Sunday 20 October 2019

Workforce



Bred by Juddmonte Farms, owned by Prince Khalid Abdullah and trained by Sir Michael Stoute, Workforce was a bay colt by 2,000 Guineas winner King’s Best, famous for winning the Derby and the Prix de l’Arc de Triomphe in 2010. In fact, Workforce won just four of his nine races between 2009 and 2011, but his two successes at the highest level contributed to total career earnings of over £3.2 million and were sufficient for him to be named Cartier Three-Year-Old Colt in 2010.

Having won his maiden at Goodwood in September, 2009, with consummate ease, Workforce was beaten 3 lengths by subsequent Irish Derby winner Cape Blanco in the Dante Stakes at York on his reappearance the following May, although his cause wasn’t helped by the bit slipping through his mouth in the closing stages. In any case, he was sent off 6/1 joint second favourite for the Derby at Epsom three weeks later and, having collared pacemaker At First Sight with over a furlong to run, drew away to win by 7 lengths. In so doing, he broke the track record set by Lammtarra 15 years earlier.

The King George VI And Queen Elizabeth Stakes at Ascot in July was his next target but, despite starting 8/11 favourite against the older horses, he ran the proverbial ‘stinker’, trailing in fifth of six, beaten 16¾ lengths, behind the 4-year-old Harbinger, also trained by Sir Michael Stoute. Sir Michael said afterwards, “I didn’t know which was the better horse. I’ve never pitted them together. It was just a question of which horse had progressed the most since his last run.”

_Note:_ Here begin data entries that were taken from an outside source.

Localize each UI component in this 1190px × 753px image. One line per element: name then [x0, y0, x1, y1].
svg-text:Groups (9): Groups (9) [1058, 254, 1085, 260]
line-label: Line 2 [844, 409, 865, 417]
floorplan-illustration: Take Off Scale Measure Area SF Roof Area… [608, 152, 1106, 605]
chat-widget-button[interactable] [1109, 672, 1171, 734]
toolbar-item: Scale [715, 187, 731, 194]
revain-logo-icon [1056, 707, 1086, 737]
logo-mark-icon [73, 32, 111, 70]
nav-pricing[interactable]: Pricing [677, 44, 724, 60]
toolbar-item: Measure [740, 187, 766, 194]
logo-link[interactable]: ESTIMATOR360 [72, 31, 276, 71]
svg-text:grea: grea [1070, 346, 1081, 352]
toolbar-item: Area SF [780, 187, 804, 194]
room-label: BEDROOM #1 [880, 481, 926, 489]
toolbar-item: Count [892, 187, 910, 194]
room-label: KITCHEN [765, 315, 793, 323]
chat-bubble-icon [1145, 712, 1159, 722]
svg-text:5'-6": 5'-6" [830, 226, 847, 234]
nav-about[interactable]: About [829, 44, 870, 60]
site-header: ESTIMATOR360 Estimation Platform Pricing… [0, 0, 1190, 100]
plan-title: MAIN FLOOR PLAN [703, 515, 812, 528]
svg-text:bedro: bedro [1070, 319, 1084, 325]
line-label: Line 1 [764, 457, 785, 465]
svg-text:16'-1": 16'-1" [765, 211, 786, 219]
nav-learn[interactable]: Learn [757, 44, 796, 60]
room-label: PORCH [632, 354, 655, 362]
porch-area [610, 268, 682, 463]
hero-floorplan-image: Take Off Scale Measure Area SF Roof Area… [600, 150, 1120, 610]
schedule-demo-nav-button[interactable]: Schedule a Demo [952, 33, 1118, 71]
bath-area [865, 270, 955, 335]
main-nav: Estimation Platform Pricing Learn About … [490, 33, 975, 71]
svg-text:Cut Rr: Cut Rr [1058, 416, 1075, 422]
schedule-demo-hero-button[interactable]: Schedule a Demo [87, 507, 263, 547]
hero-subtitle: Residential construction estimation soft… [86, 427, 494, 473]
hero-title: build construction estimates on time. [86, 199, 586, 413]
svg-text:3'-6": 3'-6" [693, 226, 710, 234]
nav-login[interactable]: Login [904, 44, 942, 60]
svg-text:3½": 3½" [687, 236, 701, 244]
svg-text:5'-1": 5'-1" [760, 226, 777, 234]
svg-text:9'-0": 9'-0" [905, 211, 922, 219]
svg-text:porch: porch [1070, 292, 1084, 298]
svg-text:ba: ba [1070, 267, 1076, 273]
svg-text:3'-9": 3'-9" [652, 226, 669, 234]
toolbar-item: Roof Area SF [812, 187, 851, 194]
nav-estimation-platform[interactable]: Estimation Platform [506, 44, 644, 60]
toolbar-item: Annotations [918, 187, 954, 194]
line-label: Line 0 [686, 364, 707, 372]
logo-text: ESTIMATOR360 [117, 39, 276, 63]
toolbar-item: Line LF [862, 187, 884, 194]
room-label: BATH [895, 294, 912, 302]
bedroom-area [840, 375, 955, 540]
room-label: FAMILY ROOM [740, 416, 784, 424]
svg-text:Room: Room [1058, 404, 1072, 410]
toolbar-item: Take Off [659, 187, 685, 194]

Workforce wasn’t seen again until the Prix de l’Arc de Triomphe at Longchamp in October where, in a rough race that saw the eventual seventh, Planteur, disqualified for causing interference, he ran on strongly to beat Japanese challenger Nakayama Festa by a head. In so doing, he gave Sir Michael Stoute his first winner of the race. Stoute said, “I'm thrilled to have won it with this horse, especially after he was so brilliant in the Derby and inexplicably disappointing in the King George.”